8

I'm building an ArangoDB edge collection that consists of many "types". By type, think animal species taxonomy.

I will be building a graph that connects all of these. Example: parent/child of ancient homo species: Homo habilis->Homo floresiensis->Homo erectus->Homo sapiens

Putting they different types in different collections would only be for superficial organizational reasons. There's a small possibility that it would be useful in the future for features I haven't thought of yet.

My specific questions is: Does building graphs in ArangoDB, that uses multiple collections, take a performance hit? Will using one large collection be more efficient for graphs?

Answering the first comment: If I break this out into different edge collections, it would be 4 collections with about 300,000 rows in each. Type can have multiple parents and children. The types of queries would be shortest path and any connectedness between each. If that makes sense? 6 degrees of Kevin Bacon type thing.

EDIT: Please see the comments for some questions and answers. Almost every single query will span multiple types. Many queries will be 5-7 vertices deep. This project will almost exclusively be READING... I'm not worried about write speed at all.

EDIT 2: Will I be using a single instance or a distributed cluster? Honestly, either! Whatever will speed up reads. You tell me.

Chemdream
  • 618
  • 2
  • 9
  • 25
  • The answer will probably depend on the types of queries you will be running. Could you be more specific about that, and also tell us how many different types of edge collections you envision? You only gave one example (parent/child). It might also be helpful to know how many node collections you expect, and roughly how many nodes? – peak Jan 21 '18 at 17:50
  • Thanks. I updated my question with more details. – Chemdream Jan 21 '18 at 23:23
  • Will single queries typically span multiple edge collections? Could you give an example of a second edge collection, as well as an example of a query that DOES span multiple edge collections? – peak Jan 22 '18 at 03:31
  • Almost ever single query would span multiple data collections but only a single edge collection. – Chemdream Feb 01 '18 at 12:40

2 Answers2

5

In the single server setup, using multiple collections does not have any penalty. Especially if your query does not span all edge collections, it will be faster to perform lookups on smaller collections.

How much faster / slower this will depends on the storage engine (rocksdb / mmfiles). Given that you want to go for maximum read performance mmfiles will be likely faster.

Simon Grätzer
  • 286
  • 2
  • 6
  • Simon, With a multi-server setup, when would multi server clusters increase speed? Reading on Arango's site, it seems like it actually slows things down because of network latency. – Chemdream Apr 10 '18 at 15:41
  • Also, to clarify, you are saying that "if you are on a single server, using multiple collections should increase your speed"? – Chemdream Apr 10 '18 at 15:42
  • The multi-server setup will increase performance, when your queries are executed in parallel on multiple machines. It also allows you to scale your DB, if your data does not fit on one machine anymore. – Simon Grätzer Apr 12 '18 at 11:51
  • Using smaller collections may be a little faster than doing lookups in larger collections. Using multiple collections for different types of things mainly pays off, when it allows you to avoid adding `FILTER` statements in queries. I.e. you put every type of object in a different collection, instead of having a `type` attribute. – Simon Grätzer Apr 12 '18 at 12:00
3

I've got a taxonomy project in ArangoDB that seems roughly equivalent in terms of the data record count that you report.

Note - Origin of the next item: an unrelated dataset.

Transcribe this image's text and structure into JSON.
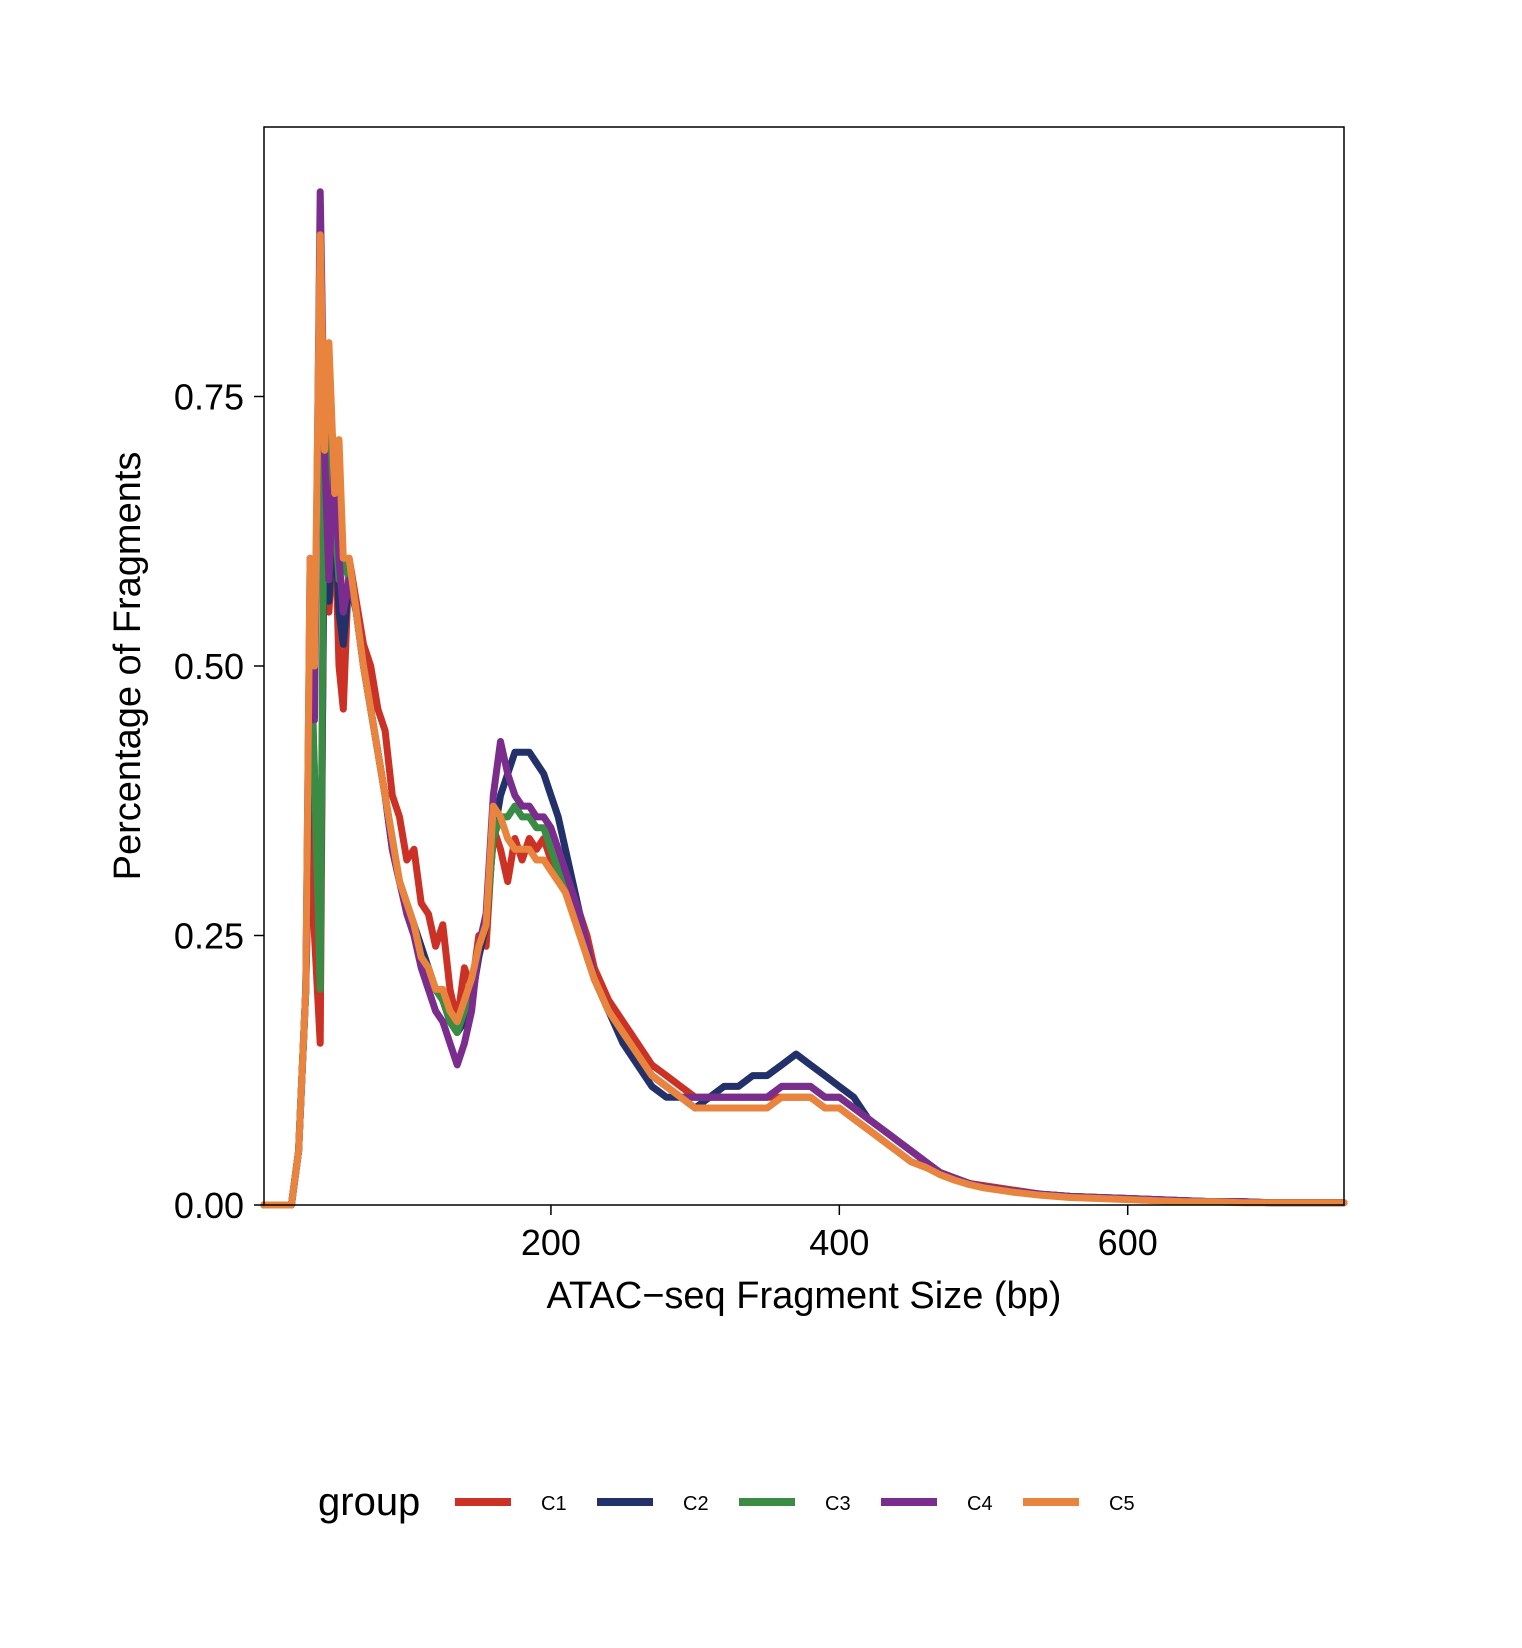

This amount of data presents no performance challenges to ArangoDB. I've chosen to focus on modeling the relationships to best represent the dataset and have not regretted this.

In your example I'd probably have one collection for the species nodes. And start with one collection for the 'begats' edge collection to capture the species evolution pathways.

If there are multiple schools of thought, multiple classifications, or other frameworks that describe alternate pathing between the species then I'd be looking at capturing each in a different edge collection.

For example if one taxonomy pathing is arrived at by jaw shape, another always uses the pelvis, if countryX has another method, and another is DNA based it could be instructive to dedicate an edge collection to each. You'd be creating alternative interconnect networks using exactly / mostly same set of species nodes.

Species taxonomy isn't my field and the examples are probably nonsense. But I'd suggest not missing the opportunity to structure the data in the most useful way. The performance will very likely not be an issue.